A 35-year-old man undergoes surgical release for post-traumatic elbow stiffness following a terrible triad injury 1 year ago. To prevent recurrence due to heterotopic ossification (HO), which of the following is the most standard prophylactic regimen?

. Indomethacin 75 mg SR daily for 3-6 weeks
. High-dose oral corticosteroids for 2 weeks
. Single-fraction radiation therapy (700-800 cGy)
. Methotrexate weekly for 4 weeks
. Celecoxib 200 mg daily for 5 days

Correct Answer & Explanation

. Indomethacin 75 mg SR daily for 3-6 weeks


Explanation

Prophylaxis for heterotopic ossification (HO) around the elbow typically involves either nonsteroidal anti-inflammatory drugs (NSAIDs) such as Indomethacin (e.g., 75 mg sustained release daily or 25 mg TID for 3-6 weeks) or a single fraction of low-dose radiation therapy (700-800 cGy) administered within 24 to 48 hours before or after surgery. Corticosteroids and methotrexate are not standard HO prophylaxis.

Question 4560

Topic: 2. Trauma

Which combination of radiographic findings in a proximal humerus fracture is most highly predictive of humeral head ischemia according to Hertel's criteria?

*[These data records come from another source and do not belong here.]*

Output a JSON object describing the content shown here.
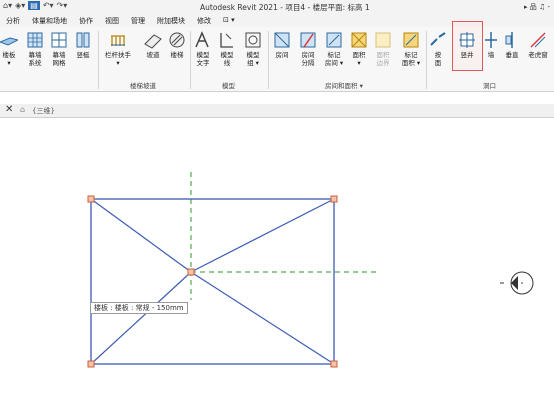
{
  "title": "Autodesk Revit 2021 - 项目4 - 楼层平面: 标高 1",
  "quick_access": [
    "home-icon",
    "open-icon",
    "save-icon",
    "undo-icon",
    "redo-icon"
  ],
  "title_right": "▸ 品 ♫ -",
  "tabs": [
    "分析",
    "体量和场地",
    "协作",
    "视图",
    "管理",
    "附加模块",
    "修改",
    "⊡ ▾"
  ],
  "ribbon": {
    "buttons": [
      {
        "label1": "楼板",
        "label2": "▾"
      },
      {
        "label1": "幕墙",
        "label2": "系统"
      },
      {
        "label1": "幕墙",
        "label2": "网格"
      },
      {
        "label1": "竖梃",
        "label2": ""
      },
      {
        "label1": "栏杆扶手",
        "label2": "▾"
      },
      {
        "label1": "坡道",
        "label2": ""
      },
      {
        "label1": "楼梯",
        "label2": ""
      },
      {
        "label1": "模型",
        "label2": "文字"
      },
      {
        "label1": "模型",
        "label2": "线"
      },
      {
        "label1": "模型",
        "label2": "组 ▾"
      },
      {
        "label1": "房间",
        "label2": ""
      },
      {
        "label1": "房间",
        "label2": "分隔"
      },
      {
        "label1": "标记",
        "label2": "房间 ▾"
      },
      {
        "label1": "面积",
        "label2": "▾"
      },
      {
        "label1": "面积",
        "label2": "边界"
      },
      {
        "label1": "标记",
        "label2": "面积 ▾"
      },
      {
        "label1": "按",
        "label2": "面"
      },
      {
        "label1": "竖井",
        "label2": ""
      },
      {
        "label1": "墙",
        "label2": ""
      },
      {
        "label1": "垂直",
        "label2": ""
      },
      {
        "label1": "老虎窗",
        "label2": ""
      }
    ],
    "panels": [
      "楼梯坡道",
      "模型",
      "房间和面积 ▾",
      "洞口"
    ]
  },
  "view_tab": {
    "label": "{三维}"
  },
  "tooltip": "楼板 : 楼板 : 常规 - 150mm"
}
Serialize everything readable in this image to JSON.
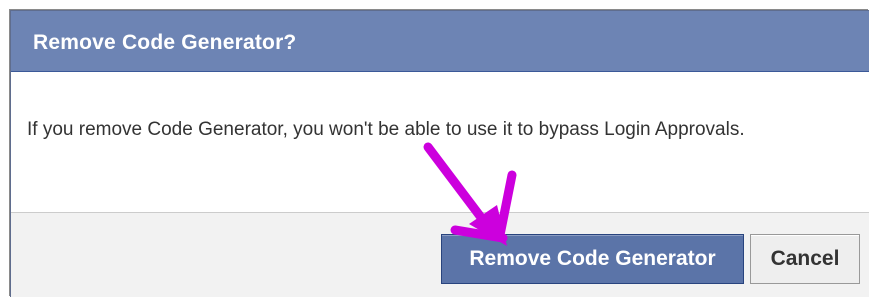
{
  "dialog": {
    "title": "Remove Code Generator?",
    "message": "If you remove Code Generator, you won't be able to use it to bypass Login Approvals.",
    "buttons": {
      "confirm_label": "Remove Code Generator",
      "cancel_label": "Cancel"
    }
  },
  "colors": {
    "header_background": "#6d84b4",
    "primary_button": "#5b74a8",
    "annotation_arrow": "#cc00dd"
  },
  "annotation": {
    "icon": "arrow-pointing-at-confirm-button"
  }
}
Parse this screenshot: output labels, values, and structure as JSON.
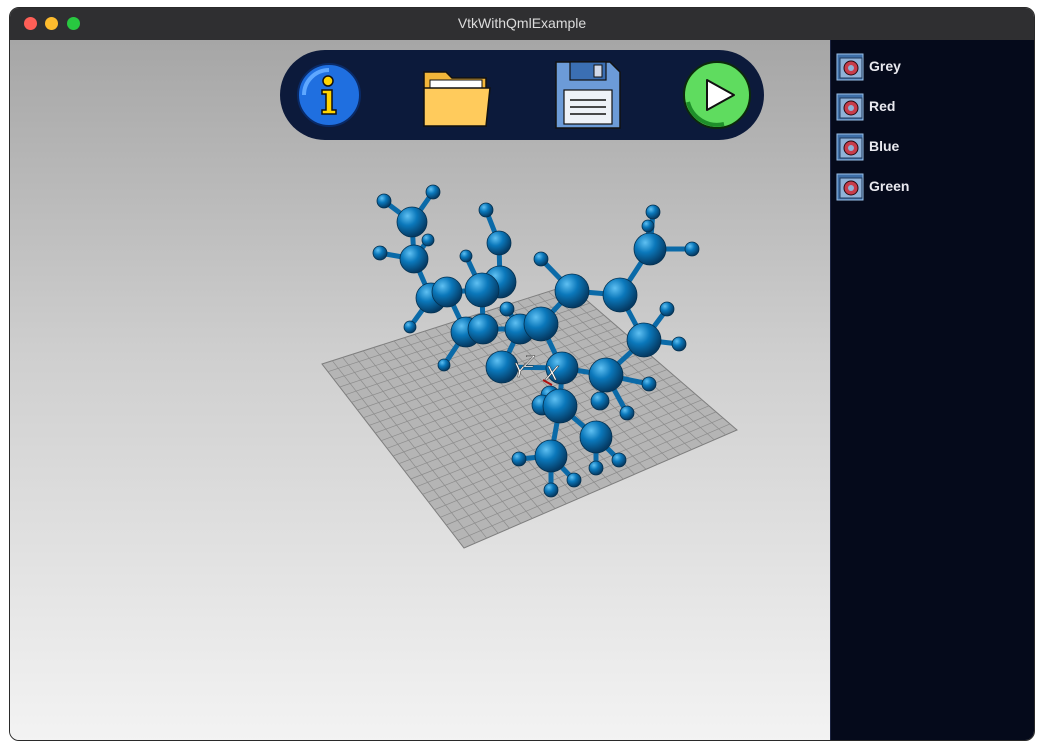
{
  "window": {
    "title": "VtkWithQmlExample"
  },
  "toolbar": {
    "buttons": [
      {
        "name": "info",
        "icon": "info-icon"
      },
      {
        "name": "open",
        "icon": "folder-icon"
      },
      {
        "name": "save",
        "icon": "floppy-disk-icon"
      },
      {
        "name": "play",
        "icon": "play-icon"
      }
    ]
  },
  "scene": {
    "axes": {
      "x": "X",
      "y": "Y",
      "z": "Z"
    },
    "molecule_color": "#0a74b8",
    "grid_color": "#bdbdbd"
  },
  "filters": {
    "items": [
      {
        "label": "Grey"
      },
      {
        "label": "Red"
      },
      {
        "label": "Blue"
      },
      {
        "label": "Green"
      }
    ]
  }
}
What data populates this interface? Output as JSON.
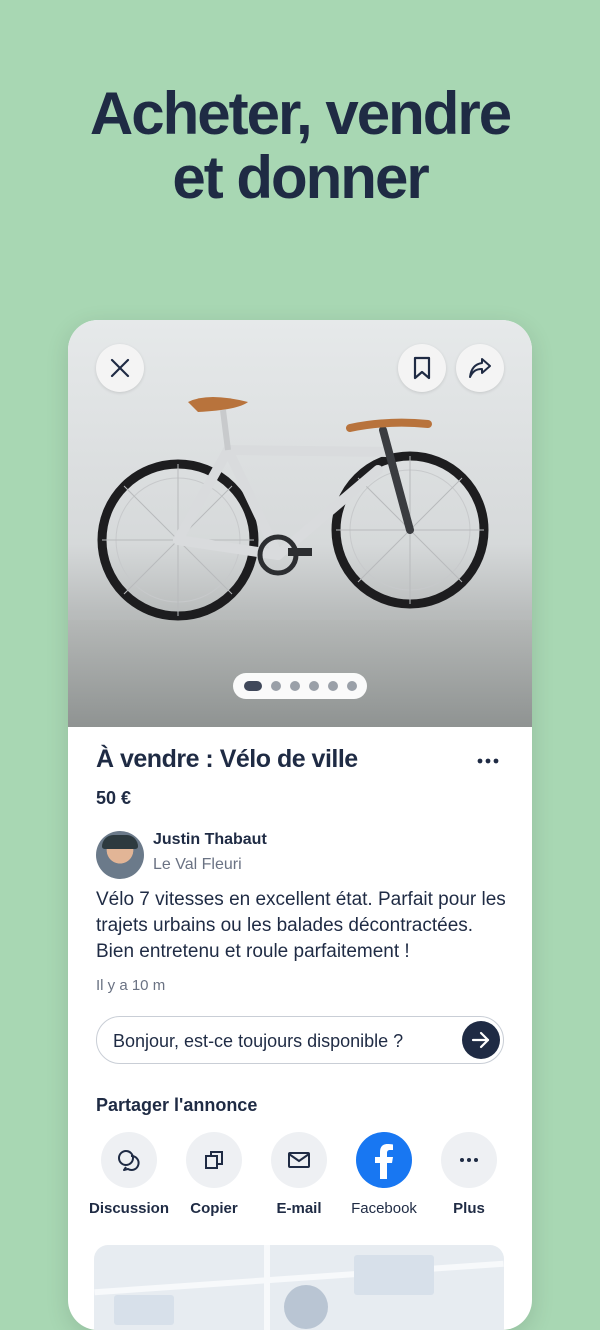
{
  "headline": {
    "line1": "Acheter, vendre",
    "line2": "et donner"
  },
  "photo": {
    "close_icon": "close-icon",
    "bookmark_icon": "bookmark-icon",
    "share_icon": "share-icon",
    "carousel": {
      "count": 6,
      "active_index": 0
    }
  },
  "listing": {
    "title": "À vendre : Vélo de ville",
    "price": "50 €",
    "more_icon": "more-horizontal-icon",
    "seller_name": "Justin Thabaut",
    "seller_location": "Le Val Fleuri",
    "description": "Vélo 7 vitesses en excellent état. Parfait pour les trajets urbains ou les balades décontractées. Bien entretenu et roule parfaitement !",
    "time": "Il y a 10 m"
  },
  "message": {
    "value": "Bonjour, est-ce toujours disponible ?",
    "send_icon": "arrow-right-icon"
  },
  "share": {
    "title": "Partager l'annonce",
    "items": [
      {
        "label": "Discussion",
        "icon": "chat-icon"
      },
      {
        "label": "Copier",
        "icon": "copy-icon"
      },
      {
        "label": "E-mail",
        "icon": "mail-icon"
      },
      {
        "label": "Facebook",
        "icon": "facebook-icon",
        "color": "#1877f2"
      },
      {
        "label": "Plus",
        "icon": "more-horizontal-icon"
      }
    ]
  },
  "colors": {
    "background": "#a8d7b3",
    "text": "#1f2b44",
    "facebook": "#1877f2"
  }
}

. Calcar length < 8 mm, disrupted medial hinge, and an anatomical neck fracture
. Calcar length > 8 mm, intact medial hinge, and a surgical neck fracture
. Head-split fracture, greater tuberosity displacement > 1 cm, and calcar length > 8 mm
. Varus angulation > 45 degrees, lesser tuberosity fracture, and an intact medial hinge
. Valgus impaction, intact medial hinge, and diaphyseal extension

Correct Answer & Explanation

. Calcar length < 8 mm, disrupted medial hinge, and an anatomical neck fracture


Explanation

Hertel identified that a calcar segment less than 8 mm, disruption of the medial hinge, and an anatomical neck fracture pattern are the most reliable predictors of humeral head ischemia. Combined, these factors indicate severe disruption of the critical vascular supply via the anterior and posterior humeral circumflex arteries.